SUBJECT: Memorial University music students spread their love of opera to school children

DATE: May 5, 2008

            What a way to kick off their summer holidays: a group of Memorial University students are getting ready to explore this province’s four corners over the next three weeks.
            The students are on a road trip that takes them throughout Labrador, western Newfoundland, as well as areas along the Avalon and Burin peninsulas.
It’s all part of Memorial’s Opera Roadshow, a unique program that brings opera to thousands of school-aged children each year in performances by university students. The program is now in its sixth year.
            The group is in Labrador and on the west coast this week.
            Dr. Caroline Schiller, associate professor of voice and opera at Memorial and director of the program, recently received the largest touring grant awarded by the Newfoundland and Labrador Arts Council’s new school touring program.
            Thanks to $17,000 in funding, seven undergraduate and graduate music students are touring this province as well as Nova Scotia and New Brunswick, while young audiences will get “an up-close and personal performing experience.”
            Dr. Schiller said the new grant allows her troupe to spread out and reach schools in a variety of regions.
            “It is so encouraging to have this level of support for a project of this kind,” she said. “Our goal has always been to bring opera to schools in every part of the province, reaching as many students as we possibly can. But travel to the more remote areas of the province make touring with a group so costly as to be almost prohibitive. Grants of this kind clearly show the province’s active commitment to arts in education and help provide us with the means necessary to perform for children from Goose Bay to Fortune.”
            This year’s production is an adaptation of Maurice Ravel’s L’enfant et les sortilèges, a bilingual production that will perform in French first language, immersion and core French elementary programs.
            The opera tells the imaginative journey of a naughty young boy who is sent to his room for misbehaving only to have the inanimate occupants come to life to teach him a lesson of compassion.
            Dr. Schiller said thanks to the new funding, her troupe will also lead workshops on the process of creating an opera production and singing for opera.

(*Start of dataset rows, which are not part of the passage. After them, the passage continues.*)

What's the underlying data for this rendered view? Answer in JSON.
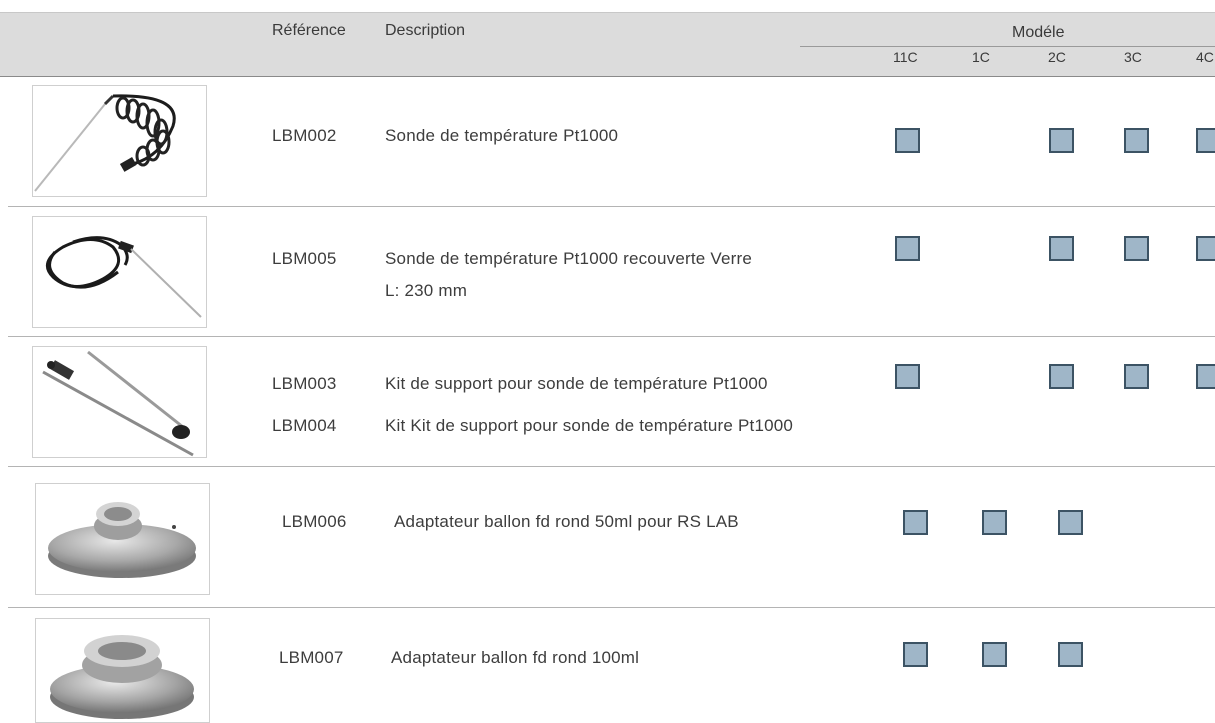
{
  "header": {
    "reference": "Référence",
    "description": "Description",
    "model": "Modéle",
    "models": [
      "11C",
      "1C",
      "2C",
      "3C",
      "4C"
    ]
  },
  "colors": {
    "header_bg": "#dcdcdc",
    "check_fill": "#9fb6c8",
    "check_border": "#3c5364",
    "separator": "#b4b4b4"
  },
  "rows": [
    {
      "image": "temperature-probe-coiled-cable",
      "lines": [
        {
          "ref": "LBM002",
          "desc": "Sonde de température Pt1000"
        }
      ],
      "available": {
        "11C": true,
        "1C": false,
        "2C": true,
        "3C": true,
        "4C": true
      }
    },
    {
      "image": "temperature-probe-glass-coated",
      "lines": [
        {
          "ref": "LBM005",
          "desc": "Sonde de température Pt1000 recouverte Verre"
        }
      ],
      "extra": "L: 230 mm",
      "available": {
        "11C": true,
        "1C": false,
        "2C": true,
        "3C": true,
        "4C": true
      }
    },
    {
      "image": "probe-support-kit",
      "lines": [
        {
          "ref": "LBM003",
          "desc": "Kit de support pour sonde de température Pt1000"
        },
        {
          "ref": "LBM004",
          "desc": "Kit Kit de support pour sonde de température Pt1000"
        }
      ],
      "available": {
        "11C": true,
        "1C": false,
        "2C": true,
        "3C": true,
        "4C": true
      }
    },
    {
      "image": "round-flask-adapter-50ml",
      "lines": [
        {
          "ref": "LBM006",
          "desc": "Adaptateur ballon fd rond 50ml pour RS LAB"
        }
      ],
      "available": {
        "11C": true,
        "1C": true,
        "2C": true,
        "3C": false,
        "4C": false
      }
    },
    {
      "image": "round-flask-adapter-100ml",
      "lines": [
        {
          "ref": "LBM007",
          "desc": "Adaptateur ballon fd rond 100ml"
        }
      ],
      "available": {
        "11C": true,
        "1C": true,
        "2C": true,
        "3C": false,
        "4C": false
      }
    }
  ]
}
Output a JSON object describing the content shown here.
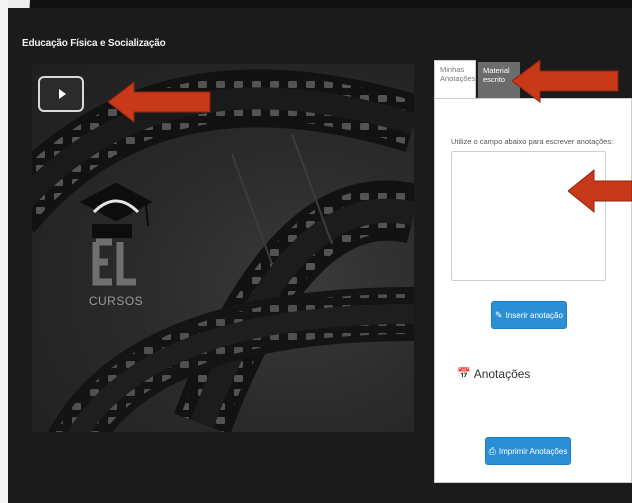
{
  "course": {
    "title": "Educação Física e Socialização"
  },
  "player": {
    "play_label": "Play",
    "logo_text": "CURSOS",
    "logo_mark": "EL"
  },
  "tabs": [
    {
      "label": "Minhas Anotações",
      "active": true
    },
    {
      "label": "Material escrito",
      "active": false
    }
  ],
  "notes": {
    "instruction": "Utilize o campo abaixo para escrever anotações:",
    "value": "",
    "insert_label": "Inserir anotação",
    "insert_icon": "pencil-icon",
    "section_title": "Anotações",
    "section_icon": "calendar-icon",
    "print_label": "Imprimir Anotações",
    "print_icon": "printer-icon"
  },
  "colors": {
    "arrow": "#c8391a",
    "button": "#2b8fd6",
    "inactive_tab": "#6c6c6c"
  }
}
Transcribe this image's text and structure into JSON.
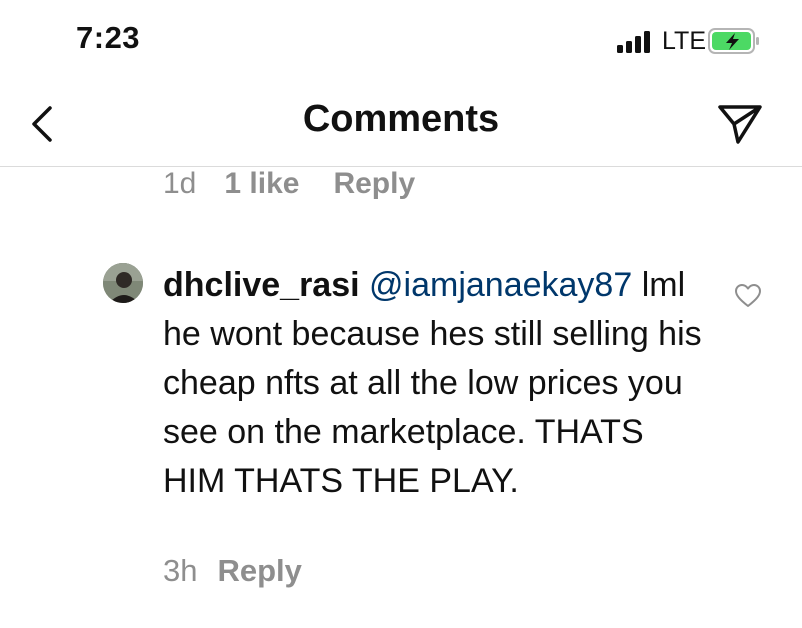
{
  "status_bar": {
    "time": "7:23",
    "network": "LTE",
    "battery_color": "#4cd964"
  },
  "nav": {
    "title": "Comments",
    "back_icon": "chevron-left-icon",
    "share_icon": "paper-plane-icon"
  },
  "previous_comment": {
    "age": "1d",
    "likes": "1 like",
    "reply_label": "Reply"
  },
  "comment": {
    "username": "dhclive_rasi",
    "mention": "@iamjanaekay87",
    "text": "lml he wont because hes still selling his cheap nfts at all the low prices you see on the marketplace. THATS HIM THATS THE PLAY.",
    "age": "3h",
    "reply_label": "Reply",
    "like_icon": "heart-outline-icon"
  },
  "colors": {
    "text": "#111111",
    "muted": "#8e8e8e",
    "mention": "#00376b",
    "divider": "#dbdbdb"
  }
}
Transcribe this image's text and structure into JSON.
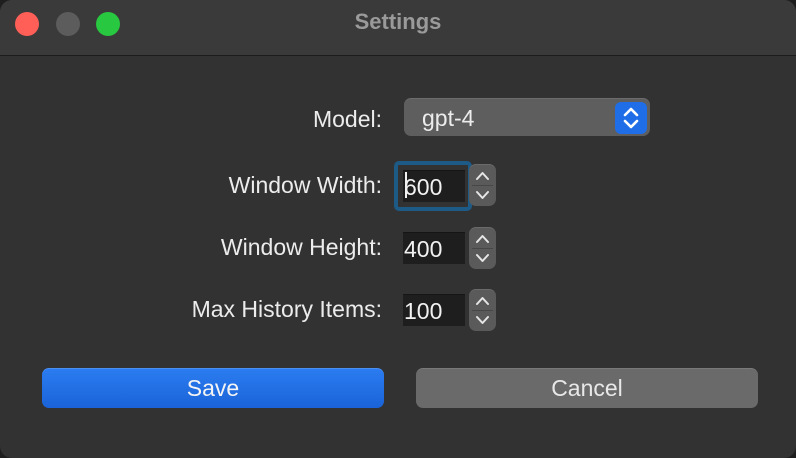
{
  "window": {
    "title": "Settings",
    "traffic_lights": [
      {
        "name": "close",
        "color": "#ff5f57"
      },
      {
        "name": "minimize",
        "color": "#5c5c5c"
      },
      {
        "name": "zoom",
        "color": "#28c840"
      }
    ]
  },
  "form": {
    "model": {
      "label": "Model:",
      "value": "gpt-4"
    },
    "window_width": {
      "label": "Window Width:",
      "value": "600"
    },
    "window_height": {
      "label": "Window Height:",
      "value": "400"
    },
    "max_history": {
      "label": "Max History Items:",
      "value": "100"
    }
  },
  "buttons": {
    "save": "Save",
    "cancel": "Cancel"
  },
  "colors": {
    "accent": "#1f6ee8",
    "focus_ring": "#1d5a86"
  },
  "icons": {
    "select_arrows": "chevron-up-down-icon",
    "stepper": "stepper-arrows-icon"
  }
}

            “It is always a great opportunity to be able to spend time with students in the schools we visit,” she noted. “The workshops will vary depending on the needs of the school and ages of the children. Many schools are interested in having us work with their choir; others would like us to talk to students about singing in general and the different ways in which we can use our voices. Whatever the topic, they provide a wonderful forum in which to exchange ideas and a valuable learning experience for both the children and young professionals involved.”
 
Memorial’s Opera Road Show’s schedule is:
May 5                                    Happy Valley-Goose Bay
May 6-7                                Labrador West
May 8                                    West Coast
May 12                                 Clarenville
May 13                                 Topsail
May 14                                 Clarke’s Beach/Harbour Grace
May 15                                 Kelligrews
May 16                                 Torbay and St. John’s
May 18                                 St. John’s
May 20                                 Holyrood/Whitbourne
May 21                                 Fortune
May 22                                 Marystown
May 23                                 St. Lawrence
 
The troupe will tour the Maritime Provinces in late May and early June.